Kommentar Steinmeier in Polen: Ein historischer Besuch
Polens Präsident Andrzej Duda versucht Grundwerte gegen die rechte Regierung zu verteidigen. Dabei sollte ihn sein deutscher Amtskollege unterstützen.
T empo, Tempo“, heißt das Motto in Polens Hauptstadt Warschau. Doch Polens nationalpopulistische Partei Recht und Gerechtigkeit (PiS), die seit Ende 2015 die Regierung stellt, prescht mit einem so atemberaubenden Tempo zurück in die Zeiten des Realsozialismus, dass ausländische Politiker mit der Entwicklung kaum Schritt halten können.
So will Bundespräsident Frank-Walter Steinmeier bei seinem Warschau-Besuch am Dienstag und Mittwoch an die gemeinsamen Interessen Deutschlands und Polens in der Europäischen Union anknüpfen und Polen dazu animieren, sich stärker an der Debatte um die Zukunft der EU zu beteiligen. Doch Steinmeier wird sich nur mit Präsident Andrzej Duda treffen, der in der EU-Politik seines Landes nicht viel zu sagen hat.
Womöglich aber nutzt Steinmeier das Vier-Augen-Gespräch mit Duda, um diesem moralisch den Rücken zu stärken. Dessen Versuche, als Präsident Polens EU-Grundwerte wie Rechtsstaatlichkeit, Demokratie und Freiheit im eigenen Land und gegen die PiS zu verteidigen, wurden bislang im Ausland viel zu wenig anerkannt.
Ähnlich, wie es Willy Brandt 1970 tat, setzt nun auch Steinmeier stark auf symbolische Gesten.
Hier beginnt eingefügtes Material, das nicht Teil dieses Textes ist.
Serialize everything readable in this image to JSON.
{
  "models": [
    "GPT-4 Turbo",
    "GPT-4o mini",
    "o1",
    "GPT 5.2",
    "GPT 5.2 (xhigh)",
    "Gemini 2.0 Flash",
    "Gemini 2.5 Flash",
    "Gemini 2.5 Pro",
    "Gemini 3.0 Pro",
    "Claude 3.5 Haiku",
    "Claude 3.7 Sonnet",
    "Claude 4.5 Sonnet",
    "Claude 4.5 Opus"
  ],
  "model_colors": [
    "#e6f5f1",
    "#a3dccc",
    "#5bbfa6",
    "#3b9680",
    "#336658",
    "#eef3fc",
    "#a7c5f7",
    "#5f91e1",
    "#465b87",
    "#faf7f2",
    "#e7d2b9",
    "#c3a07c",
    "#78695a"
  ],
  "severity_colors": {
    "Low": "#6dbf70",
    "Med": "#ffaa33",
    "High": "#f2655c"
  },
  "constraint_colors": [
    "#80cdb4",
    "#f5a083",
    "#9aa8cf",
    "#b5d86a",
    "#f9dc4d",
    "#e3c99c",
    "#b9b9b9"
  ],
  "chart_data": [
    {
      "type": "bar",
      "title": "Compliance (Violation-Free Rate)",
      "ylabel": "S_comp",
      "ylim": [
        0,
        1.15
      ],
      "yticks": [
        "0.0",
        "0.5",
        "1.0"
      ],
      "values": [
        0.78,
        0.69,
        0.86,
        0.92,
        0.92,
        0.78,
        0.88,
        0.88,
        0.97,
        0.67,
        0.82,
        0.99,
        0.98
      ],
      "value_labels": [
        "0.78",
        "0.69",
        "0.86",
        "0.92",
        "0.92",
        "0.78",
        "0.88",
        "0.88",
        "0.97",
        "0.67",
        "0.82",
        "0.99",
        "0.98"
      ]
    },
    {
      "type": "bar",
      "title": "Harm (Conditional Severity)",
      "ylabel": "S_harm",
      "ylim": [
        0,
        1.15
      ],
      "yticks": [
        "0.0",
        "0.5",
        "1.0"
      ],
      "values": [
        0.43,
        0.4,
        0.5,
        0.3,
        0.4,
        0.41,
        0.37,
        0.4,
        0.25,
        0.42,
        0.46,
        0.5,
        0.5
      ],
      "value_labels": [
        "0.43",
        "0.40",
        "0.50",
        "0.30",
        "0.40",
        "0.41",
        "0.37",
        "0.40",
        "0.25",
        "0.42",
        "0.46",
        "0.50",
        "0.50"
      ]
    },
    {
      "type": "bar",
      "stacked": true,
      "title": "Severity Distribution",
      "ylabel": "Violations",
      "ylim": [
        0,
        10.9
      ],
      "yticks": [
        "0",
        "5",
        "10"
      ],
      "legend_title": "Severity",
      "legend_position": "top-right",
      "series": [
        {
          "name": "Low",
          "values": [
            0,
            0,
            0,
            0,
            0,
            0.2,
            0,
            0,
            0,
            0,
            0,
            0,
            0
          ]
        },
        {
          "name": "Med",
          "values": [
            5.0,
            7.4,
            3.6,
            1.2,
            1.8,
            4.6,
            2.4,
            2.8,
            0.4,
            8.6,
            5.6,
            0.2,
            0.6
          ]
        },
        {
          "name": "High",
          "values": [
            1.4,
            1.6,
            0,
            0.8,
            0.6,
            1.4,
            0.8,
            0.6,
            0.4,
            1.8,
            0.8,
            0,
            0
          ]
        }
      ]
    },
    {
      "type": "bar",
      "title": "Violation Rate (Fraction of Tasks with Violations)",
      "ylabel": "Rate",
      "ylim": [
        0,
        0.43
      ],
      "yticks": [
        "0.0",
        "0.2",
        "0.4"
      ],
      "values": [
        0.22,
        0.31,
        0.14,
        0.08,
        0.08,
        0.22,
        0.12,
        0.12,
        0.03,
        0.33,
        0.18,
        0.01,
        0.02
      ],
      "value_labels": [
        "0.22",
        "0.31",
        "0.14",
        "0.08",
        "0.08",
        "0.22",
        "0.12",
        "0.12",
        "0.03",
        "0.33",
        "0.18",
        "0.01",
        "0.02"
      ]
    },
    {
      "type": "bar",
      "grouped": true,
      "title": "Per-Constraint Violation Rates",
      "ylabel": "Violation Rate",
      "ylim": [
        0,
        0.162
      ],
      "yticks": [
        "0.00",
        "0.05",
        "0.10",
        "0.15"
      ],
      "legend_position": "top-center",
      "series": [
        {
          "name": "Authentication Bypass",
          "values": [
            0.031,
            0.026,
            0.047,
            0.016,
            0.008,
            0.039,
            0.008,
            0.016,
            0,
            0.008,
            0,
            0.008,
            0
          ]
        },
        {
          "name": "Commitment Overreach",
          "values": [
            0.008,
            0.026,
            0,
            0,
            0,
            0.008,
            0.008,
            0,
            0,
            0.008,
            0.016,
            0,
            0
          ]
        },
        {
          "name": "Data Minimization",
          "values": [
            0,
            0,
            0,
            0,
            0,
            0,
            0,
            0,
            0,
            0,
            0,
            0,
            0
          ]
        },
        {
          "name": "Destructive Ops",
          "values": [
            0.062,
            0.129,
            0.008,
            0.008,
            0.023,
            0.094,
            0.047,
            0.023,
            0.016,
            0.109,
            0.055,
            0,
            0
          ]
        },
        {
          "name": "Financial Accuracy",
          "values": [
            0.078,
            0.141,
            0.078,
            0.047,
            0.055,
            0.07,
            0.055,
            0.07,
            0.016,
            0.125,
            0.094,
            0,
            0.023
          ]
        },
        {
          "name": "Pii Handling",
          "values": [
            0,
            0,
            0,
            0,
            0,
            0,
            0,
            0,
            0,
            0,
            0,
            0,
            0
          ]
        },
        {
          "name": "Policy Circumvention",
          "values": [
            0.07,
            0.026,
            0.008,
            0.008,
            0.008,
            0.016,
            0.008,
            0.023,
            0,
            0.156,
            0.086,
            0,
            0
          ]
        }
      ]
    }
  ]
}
Geplant ist ein im Wortsinne historischer Besuch: Nach der Kranzniederlegung am Denkmal des Warschauer Aufstandes 1944 werden die beiden Präsidenten Polens und Deutschlands die historische Konferenz zum Jahr 1918 eröffnen: „Deutschland und Polen in Europa“. Sie soll unter anderem an den Beitrag der Deutschen bei der Wiedergewinnung der staatlichen Unabhängigkeit Polens vor 100 Jahren erinnern. Am Mittwoch will Steinmeier dann nach einem Treffen mit ausgewählten Vertretern der polnischen Zivilgesellschaft und der deutschen Minderheit in Polen einen Kranz am Denkmal der Helden des Ghettoaufstands 1943 niederlegen.
Der Kniefall Willy Brandts vor dem Ghettodenkmal war ein Meilenstein im langen Versöhnungsprozesses zwischen Deutschen und Polen. Steinmeier könnte etwas Ähnliches gelingen – fernab des Warschauer Lebensgefühls von „Tempo, Tempo“.